Il progressista Obama, il «verde» Obama, abbraccia il nucleare come buona carta da giocare per garantire al pianeta un futuro energetico ma anche ambientale. Lo fa in nome di un interesse bipartisan, spingendo l'industria, la finanza, la tecnologia. Tutta la tecnologia e non solo quella nippo-americana AP1000 di Westinghouse-Toshiba. Che anzi deve vedersela, perfino da loro, con il concorrente francese Epr, più avanti nello sviluppo e con due reattori già in costruzione in Francia e Finlandia.

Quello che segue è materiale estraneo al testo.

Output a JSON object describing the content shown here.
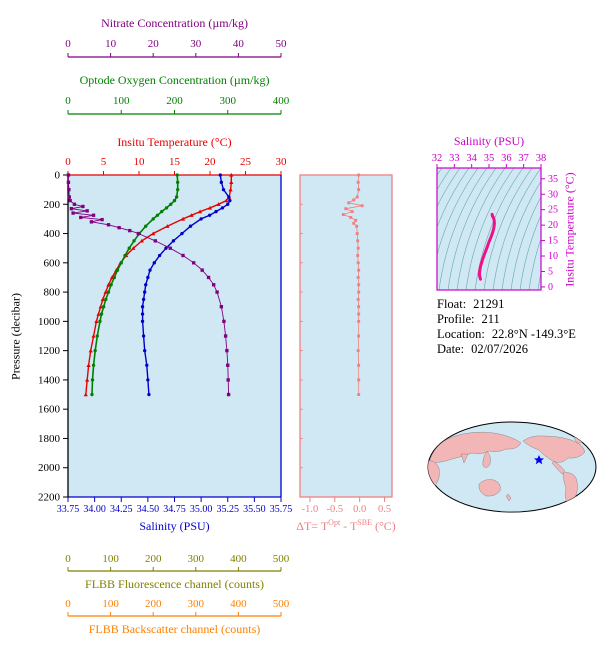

Pragmatismo. Realismo. Indispensabile coraggio, quello di Obama. Gli avversari politici, nuclearisti già certificati, dovranno assecondarlo. I finanziamenti pubblici non mancheranno, seppur con tutte le obiezioni del caso.
Ben altra cosa rispetto allo scenario un po' sconfortante che il nostro paese sta dedicando allo stesso tema. Tanti i pentiti del referendum che nel 1987 ha smantellato il nostro atomo, allora all'avanguardia. Pentiti a sinistra, in questi giorni preelettorali, defilati dietro il no pregiudiziale al piano messo sul tavolo dal Governo Berlusconi con il suo ministro Claudio Scajola.
Il no della sinistra è apparentemente netto. Ma magari, dopo i necessari fragori delle amministrative, i pragmatici riprenderanno fiato e innescheranno più meditate riflessioni. Come non ricordare, del resto, le vecchie simpatie pro-atomo del segretario Pd Pier Luigi Bersani. Che ora se la cava anche lui con un pizzico di diplomazia dicendo che «per il nucleare ci vuole il fisico» e «questo piano è pasticciato e non dà le necessarie garanzie».
L'imbarazzo della sinistra è del resto poca cosa rispetto a quello che deve attraversare il centrodestra ufficialmente nucelarista. Formigoni, Zaia, per non parlare della Sardegna di Cappellacci. Tutti «appoggiano» la ricetta ufficiale, ma nei loro territori proprio no. Il nucleare non entrerà. Perché comunque – se la cavano così - non è necessario. Il dopo elezioni dovrà portare consiglio anche a loro.